Some people use the JSON spec, using libraries like json4s but it is not suitable for distributed computing message transfer.有些人使用 JSON 规范,使用json4s 之类的库,但它不适合分布式计算消息传输。 It marshalls data as a JSON string so it'll be both slower and storage inefficient, since it will use 8 bits to store every character in the string.它将数据编组为 JSON 字符串,因此速度较慢且存储效率低,因为它将使用 8 位来存储字符串中的每个字符。

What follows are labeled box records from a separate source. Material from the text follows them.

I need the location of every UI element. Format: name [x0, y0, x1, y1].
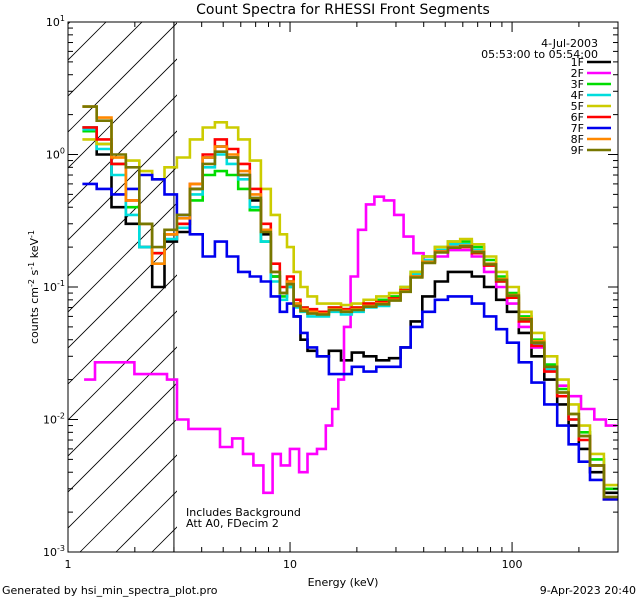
plot-frame [67, 21, 619, 553]
x-tick-label: 100 [502, 558, 523, 571]
hatch-line [68, 58, 177, 169]
series-line-5f [82, 121, 618, 487]
series-line-2f [84, 195, 617, 495]
chart-title: Count Spectra for RHESSI Front Segments [196, 2, 490, 18]
series-line-4f [82, 128, 618, 501]
legend-label-4f: 4F [571, 89, 584, 102]
series-line-7f [82, 173, 618, 501]
footer-generated-by: Generated by hsi_min_spectra_plot.pro [2, 584, 218, 597]
hatch-line [0, 0, 104, 552]
y-tick-label: 100 [46, 147, 65, 162]
axis-ticks [67, 21, 619, 553]
hatch-line [68, 346, 177, 457]
legend-label-8f: 8F [571, 133, 584, 146]
hatched-region [0, 0, 177, 552]
hatch-line [68, 166, 177, 277]
y-tick-label: 101 [46, 14, 65, 29]
hatch-line [68, 22, 107, 61]
x-tick-label: 10 [283, 558, 297, 571]
legend-label-5f: 5F [571, 100, 584, 113]
series-line-9f [82, 105, 618, 499]
hatch-line [68, 310, 177, 421]
legend-label-2f: 2F [571, 67, 584, 80]
hatch-line [68, 382, 177, 493]
x-axis-label: Energy (keV) [308, 576, 379, 589]
date-label: 4-Jul-2003 [541, 37, 598, 50]
hatch-line [68, 22, 177, 133]
x-tick-label: 1 [65, 558, 72, 571]
annotation-attenuator: Att A0, FDecim 2 [186, 517, 279, 530]
hatch-line [115, 490, 177, 552]
legend-label-9f: 9F [571, 144, 584, 157]
annotation-background: Includes Background [186, 506, 301, 519]
y-tick-labels: 101 100 10-1 10-2 10-3 [43, 14, 65, 559]
legend-label-3f: 3F [571, 78, 584, 91]
y-tick-label: 10-3 [43, 544, 65, 559]
hatch-line [68, 22, 71, 25]
series-group [82, 105, 618, 501]
hatch-line [151, 526, 177, 552]
y-axis-label: counts cm-2 s-1 keV-1 [27, 230, 41, 344]
hatch-line [68, 238, 177, 349]
hatch-line [68, 202, 177, 313]
legend-label-7f: 7F [571, 122, 584, 135]
hatch-line [68, 418, 177, 529]
x-tick-labels: 1 10 100 [65, 558, 523, 571]
y-tick-label: 10-1 [43, 279, 65, 294]
hatch-line [68, 22, 143, 97]
hatch-line [68, 130, 177, 241]
footer-timestamp: 9-Apr-2023 20:40 [539, 584, 636, 597]
legend-label-1f: 1F [571, 56, 584, 69]
legend-label-6f: 6F [571, 111, 584, 124]
time-range-label: 05:53:00 to 05:54:00 [481, 48, 598, 61]
y-tick-label: 10-2 [43, 412, 65, 427]
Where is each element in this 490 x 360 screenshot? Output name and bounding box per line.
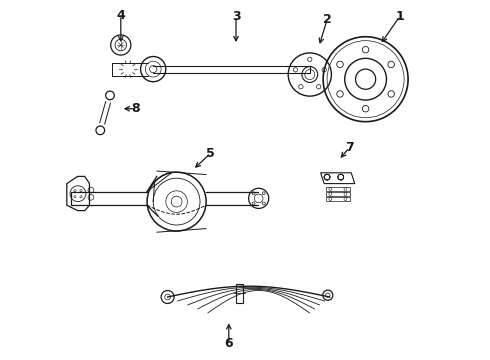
Bar	[326, 192, 350, 196]
Text: 5: 5	[206, 147, 215, 159]
Bar	[326, 187, 350, 191]
Bar	[236, 284, 243, 303]
Text: 6: 6	[224, 337, 233, 350]
Text: 1: 1	[395, 10, 404, 23]
Circle shape	[356, 69, 376, 89]
Circle shape	[106, 91, 114, 100]
Text: 7: 7	[345, 141, 354, 154]
Text: 3: 3	[232, 10, 240, 23]
Text: 4: 4	[117, 9, 125, 22]
Circle shape	[96, 126, 104, 135]
Text: 2: 2	[323, 13, 331, 26]
Bar	[326, 197, 350, 201]
Text: 8: 8	[131, 102, 140, 115]
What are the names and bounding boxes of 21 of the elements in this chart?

I highly recommend using the MessagePack binary serialization format.我强烈建议使用MessagePack二进制序列化格式。 I would recommend reading the spec to understand the encoding specifics.我建议阅读规范以了解编码细节。 It has implementations in many different languages, here's a generic example I wrote for a Scala case class that you can copy-paste in your code.它有许多不同语言的实现,这是我为 Scala case class编写的一个通用示例,您可以在代码中复制粘贴。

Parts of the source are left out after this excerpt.